I love timelines, especially those scaled depictions of the progress of time from left (the past) to right (the present and the future). Back in the 8th grade, I think it was, I constructed such a timeline on a scroll of paper, on what particular subject I don’t remember, except that it was inspired by articles in National Geographic and included my tracing of an illustration of Quetzalcoatl, something like the one shown at Wikipedia (https://en.wikipedia.org/wiki/Quetzalcoatl).

In my imaginary book timelines will be a counterpart to the hierarchies of concepts. I started thinking about that yesterday and, this morning, realized that the most prominent timelines that I know of are out there on the web; I don’t need to copy them out of the relevant books.

The big timelines are those that cover all of history, since the beginning of the universe – “big history,” in the current parlance, with human history set in proportional context.

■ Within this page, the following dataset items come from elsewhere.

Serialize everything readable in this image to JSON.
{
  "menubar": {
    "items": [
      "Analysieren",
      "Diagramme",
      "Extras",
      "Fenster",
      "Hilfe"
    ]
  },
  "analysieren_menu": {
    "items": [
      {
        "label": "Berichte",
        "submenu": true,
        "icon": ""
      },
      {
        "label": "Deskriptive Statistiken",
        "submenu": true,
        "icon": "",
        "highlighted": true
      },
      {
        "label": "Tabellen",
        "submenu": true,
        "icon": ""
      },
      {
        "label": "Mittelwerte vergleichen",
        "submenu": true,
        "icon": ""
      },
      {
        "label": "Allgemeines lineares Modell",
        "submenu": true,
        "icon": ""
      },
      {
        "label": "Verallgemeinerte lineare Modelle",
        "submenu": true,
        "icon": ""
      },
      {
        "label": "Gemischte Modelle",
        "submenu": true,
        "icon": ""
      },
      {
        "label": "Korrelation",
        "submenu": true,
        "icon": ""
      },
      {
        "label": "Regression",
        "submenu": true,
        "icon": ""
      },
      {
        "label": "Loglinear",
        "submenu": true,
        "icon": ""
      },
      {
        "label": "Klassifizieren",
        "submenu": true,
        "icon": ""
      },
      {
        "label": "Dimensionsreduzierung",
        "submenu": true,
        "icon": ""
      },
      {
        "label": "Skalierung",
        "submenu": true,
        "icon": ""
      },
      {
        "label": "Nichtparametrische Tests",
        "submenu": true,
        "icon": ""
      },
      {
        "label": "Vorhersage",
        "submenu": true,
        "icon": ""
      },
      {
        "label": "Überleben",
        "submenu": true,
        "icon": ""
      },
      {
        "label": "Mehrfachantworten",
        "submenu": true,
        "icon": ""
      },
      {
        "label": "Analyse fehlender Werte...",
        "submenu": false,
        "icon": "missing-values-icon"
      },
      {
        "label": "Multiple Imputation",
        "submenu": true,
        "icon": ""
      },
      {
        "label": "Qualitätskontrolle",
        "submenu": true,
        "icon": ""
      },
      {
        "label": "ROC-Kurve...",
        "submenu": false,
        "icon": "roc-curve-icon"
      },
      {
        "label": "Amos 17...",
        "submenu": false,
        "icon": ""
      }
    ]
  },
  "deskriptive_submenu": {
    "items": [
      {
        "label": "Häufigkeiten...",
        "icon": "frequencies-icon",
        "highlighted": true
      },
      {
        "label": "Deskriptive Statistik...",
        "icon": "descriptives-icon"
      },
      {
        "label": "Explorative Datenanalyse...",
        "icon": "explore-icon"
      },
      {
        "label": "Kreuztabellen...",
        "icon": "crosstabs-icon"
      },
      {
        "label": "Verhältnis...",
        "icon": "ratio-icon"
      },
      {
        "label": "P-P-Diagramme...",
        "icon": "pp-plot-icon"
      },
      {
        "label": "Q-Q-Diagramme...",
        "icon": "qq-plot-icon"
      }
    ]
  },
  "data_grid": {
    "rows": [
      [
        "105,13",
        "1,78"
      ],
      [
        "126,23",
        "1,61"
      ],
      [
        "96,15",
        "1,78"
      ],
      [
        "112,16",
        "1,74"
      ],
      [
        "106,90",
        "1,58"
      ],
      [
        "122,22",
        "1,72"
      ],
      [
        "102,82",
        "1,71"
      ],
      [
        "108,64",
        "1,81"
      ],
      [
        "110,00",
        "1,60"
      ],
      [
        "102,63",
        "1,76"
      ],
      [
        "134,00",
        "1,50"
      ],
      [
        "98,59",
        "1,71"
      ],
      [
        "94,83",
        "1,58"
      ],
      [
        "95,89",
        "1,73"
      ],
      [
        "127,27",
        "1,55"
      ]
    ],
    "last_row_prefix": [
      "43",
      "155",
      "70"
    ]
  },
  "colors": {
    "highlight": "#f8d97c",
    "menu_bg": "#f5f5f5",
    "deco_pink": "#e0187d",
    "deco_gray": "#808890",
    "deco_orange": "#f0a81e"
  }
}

  • One is the Timeline of History presented by Yuval Noah Harari, is his brilliant pop-history book SAPIENS: it begins 13.5 billion years ago and covers, in some two dozen steps, the significant developments of the universe and of humankind. It’s here: https://erenow.net/common/sapiensbriefhistory/1.php
  • Another is the set of thresholds of “big history,” as conceived of by David Christian, in his courses and in his book ORIGIN STORY: A BIG HISTORY OF EVERYTHING (and more loosely in the DK coffee table book BIG HISTORY.) This site, https://www.thegreatcoursesdaily.com/eight-thresholds-of-big-history/, describes the “Eight Fundamental Thresholds of Big History”; Christian’s book includes a ninth, with a question mark, “a sustainable world order,” that might be achieved in 100 years.
  • And then there’s the classic “Cosmic Calendar” of Carl Sagan, who introduced it in his 1977 book THE DRAGONS OF EDEN and popularized the concept in his 1980 TV series Cosmos; his book of the same name used literal measures of years rather than the relative calendar, presumably because he’d already introduced that in his previous book. The Cosmic Calendar has its own Wikipedia entry: https://en.wikipedia.org/wiki/Cosmic_Calendar.
  • And then, of course, there are any number of traditional timelines covering the geological epochs, or life on Earth, etc., many of them gathered at Wikipedia here: https://en.wikipedia.org/wiki/Timeline.

My plan is to reduce such calendars, or timelines, into small steps, rather like David Christian’s, in order to use them as a context to discuss the big issues of science fiction.

My thought also is to develop timelines of human understanding. This will require some research. I’d like to be able to document, for instance: In 2000 BC, the average informed citizen knew (this much) about the size and age of the world. This changed by (year) when people knew the world was (this big) and much later when scientists discovered that the world was actually (this old). And so on. In part because even the best informed people today don’t appreciate how extensively this knowledge has changed over the past centuries and decades; many take for granted our understanding of the universe that has not emerged until recent decades.